The paper was finally done (delivered). There was just one final thing that had to be done. I needed a title for the cover page. This often overlooked element of the paper is critical. The title gives the reader the first impression of what the paper will be like. Because my paper needed a little help, I knew this paper would need a real zinger for a title. I needed something that was equal parts salacious, tantalising, mysterious, insightful, profound, and original.
I came up with the stunning title “Bishop Rimbert”.
I handed my baby, I mean the paper, to the professor at the beginning of class the next week. He glanced at it and put it on the growing pile of papers. He didn’t seem exactly bowled over by my title.
Three weeks later, the professor announced that he and his teaching assistants (his personal minions) had marked all of the papers and that after class they would be handed out. I had trouble paying attention to the lecture because of the anticipation of getting my first paper back (and because counting the few remaining hairs on his head proved to be more exciting).
The lecture finally ended – much in the same way a tortoise finishes a race. He announced that the teaching assistants would be handing out the essays. He gave out the instructions: “People with the last names that start with A-H stand at the back entrance to receive your papers. Those with the last names I-R stand by the podium and S-Z to middle aisle.”
I went to the middle aisle and waited for the TA to start calling out names. The tall TA, who bore a striking resemblance to Ichabod Crane, began reading the names as eager hands reached for their papers. My hand began to twitch with excitement in anticipation of seeing my first paper graded.
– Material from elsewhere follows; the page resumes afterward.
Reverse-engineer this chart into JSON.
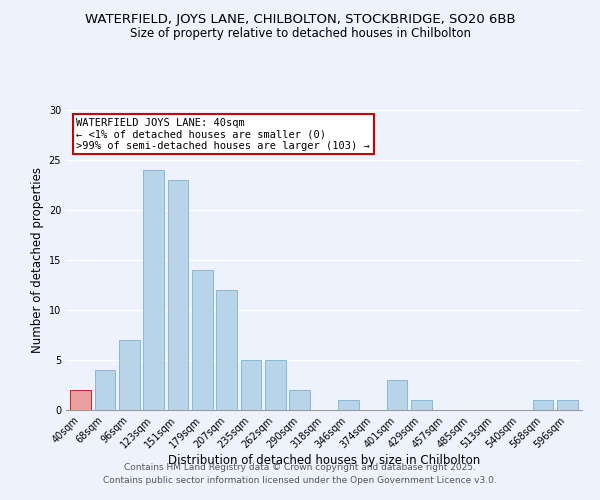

They would start piling on the scholarships after reading this paper. The names began “Esther Sallsworth, Jonathan Seer, Veerpal Singh.” Then something strange happened. He called out “Bishop Rimbert.”
He repeated himself louder.
The beleaguered TA cleared his throat in frustration – obviously annoyed at these first year students.
“I guess Bishop Rimbert is not here!” We, the pesky first year students who surrounded him, looked at each other with confusion. We were all thinking the same thing: “Was this guy serious?” We had all written a paper on Bishop Rimbert, and he had probably just spent the last three weekends marking them.
It was when he was putting Bishop Rimbert’s paper to the side when a thought came to me. Wasn’t ‘Bishop Rimbert’ my brilliant title? Maybe he had read that off instead of my name which was located in the corner.
I cleared my throat. I was very timid in those days, but I managed to get his attention.
“Is there a name in the bottom corner of that paper?” I said meekly.
The TA looked at the paper. A strange look came over his face. We all watched in silence as his face went from light pink to a dark crimson. It was like watching a Tahitian sunset.
We then heard him start to mutter to himself. “Stupid! So stupid! Of course his name is not Bishop Rimbert! Stupid!”
“Greg Slingerland” he finally sputtered. I stepped forward uneasily – my face was almost as purple as his. I was embarrassed for him, and embarrassed at how bad my title was. I knew then, that there was little hope for my paper.
I snatched the paper from his hands and bolted for the door. As I walked through the door, I could still hear him muttering “Stupid!”
The paper was a disaster, but it was a good learning experience. I learned that I should do exactly the opposite with everything for my next paper.
I still have my ‘Bishop Rimbert’ paper. In fact I’ve kept all of my University papers (aka babies). Every time I am in need of a good laugh/cry I turn back to my first year papers. My first essays were not great, but looking back, they were great starts and great tries. I am enjoying (and a little envious) seeing my students take that first leap into the wild world of writing.